Il est important de faire confiance aux signes que la vie vous communique. Si vous ne pouvez pas nommer ce que vous ressentez, vous allez passer beaucoup de temps à courir après des choses qui ne répondront pas à vos besoins. C’est comme cela que la confiance en soi se compose.

Vous êtes enfermée dans la réflexion de ce que vous devriez ressentir au lieu de reconnaitre ce que vous ressentez réellement.  Vous vous retrouvez avec des besoins qui ne disparaissent pas et que vous êtes incapable de combler.
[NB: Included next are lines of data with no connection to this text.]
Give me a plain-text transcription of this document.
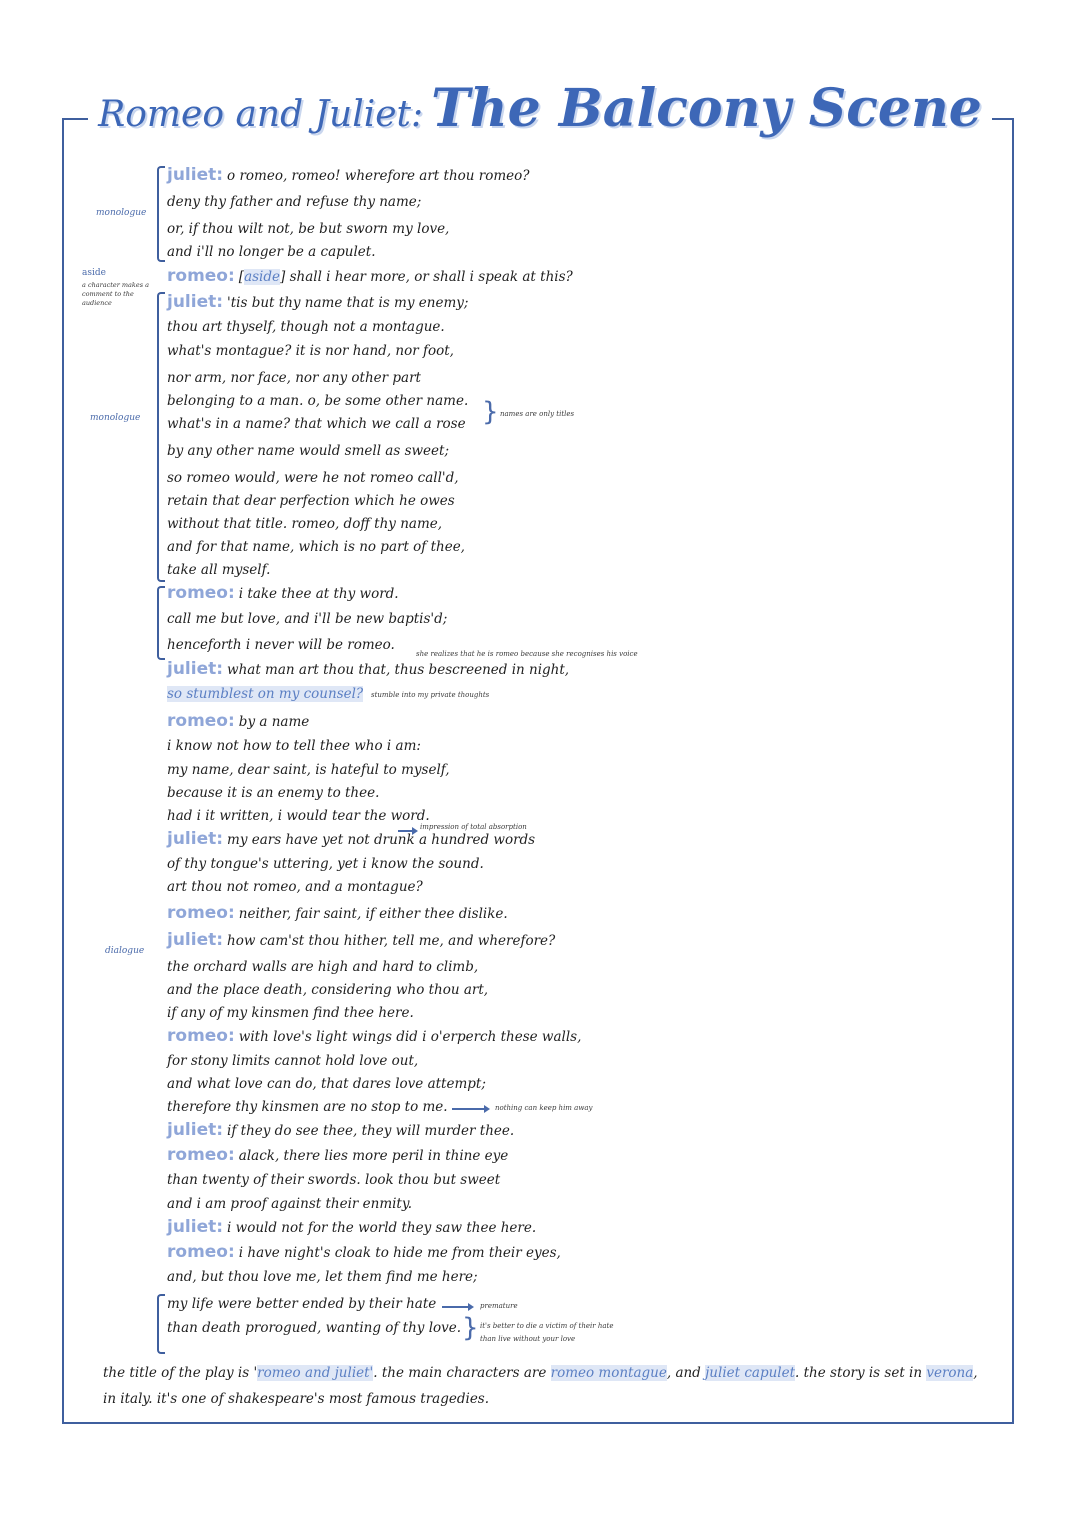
Romeo and Juliet: The Balcony Scene
monologue
aside
a character makes a comment to the audience
monologue
dialogue
juliet: o romeo, romeo! wherefore art thou romeo?
deny thy father and refuse thy name;
or, if thou wilt not, be but sworn my love,
and i'll no longer be a capulet.
romeo: [aside] shall i hear more, or shall i speak at this?
juliet: 'tis but thy name that is my enemy;
thou art thyself, though not a montague.
what's montague? it is nor hand, nor foot,
nor arm, nor face, nor any other part
belonging to a man. o, be some other name.
what's in a name? that which we call a rose
by any other name would smell as sweet;
so romeo would, were he not romeo call'd,
retain that dear perfection which he owes
without that title. romeo, doff thy name,
and for that name, which is no part of thee,
take all myself.
romeo: i take thee at thy word.
call me but love, and i'll be new baptis'd;
henceforth i never will be romeo.
juliet: what man art thou that, thus bescreened in night,
so stumblest on my counsel?
romeo: by a name
i know not how to tell thee who i am:
my name, dear saint, is hateful to myself,
because it is an enemy to thee.
had i it written, i would tear the word.
juliet: my ears have yet not drunk a hundred words
of thy tongue's uttering, yet i know the sound.
art thou not romeo, and a montague?
romeo: neither, fair saint, if either thee dislike.
juliet: how cam'st thou hither, tell me, and wherefore?
the orchard walls are high and hard to climb,
and the place death, considering who thou art,
if any of my kinsmen find thee here.
romeo: with love's light wings did i o'erperch these walls,
for stony limits cannot hold love out,
and what love can do, that dares love attempt;
therefore thy kinsmen are no stop to me.
juliet: if they do see thee, they will murder thee.
romeo: alack, there lies more peril in thine eye
than twenty of their swords. look thou but sweet
and i am proof against their enmity.
juliet: i would not for the world they saw thee here.
romeo: i have night's cloak to hide me from their eyes,
and, but thou love me, let them find me here;
my life were better ended by their hate
than death prorogued, wanting of thy love.
} names are only titles
she realizes that he is romeo because she recognises his voice
stumble into my private thoughts
impression of total absorption
nothing can keep him away
premature
} it's better to die a victim of their hate
than live without your love
the title of the play is 'romeo and juliet'. the main characters are romeo montague, and juliet capulet. the story is set in verona,
in italy. it's one of shakespeare's most famous tragedies.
Cela vous amène à croire que vous n’êtes pas en sécurité dans le monde, que vous faites de mauvais choix, que vous ne pouvez pas avoir ce que vous désirez et que vos efforts ne seront jamais assez bons.

Pour guérir cet aspect de notre identité et apprendre à nous faire confiance à nouveau , nous devons reconnaître que nous sommes en colère, tristes et blessés, même si nous ne comprenons pas pourquoi. Reconstruire cet enfant intérieur et rétablir notre confiance en nous-mêmes signifie aussi apprendre à aimer, soigner et s’enrichir moralement comme quand nous étions enfants . Comme réapprendre à guérir et renouer avec l’innocence et la nature confiante de ce soi authentique. Apprendre à faire confiance aux autres devient un acte conscient en réponse à l’expérience. La confiance en soi n’est pas un talent spécial ou un cadeau. Elle est une compétence que nous apprenons et réapprenons. Elle est une pratique que nous devons décider de mettre en place. Chaque jour.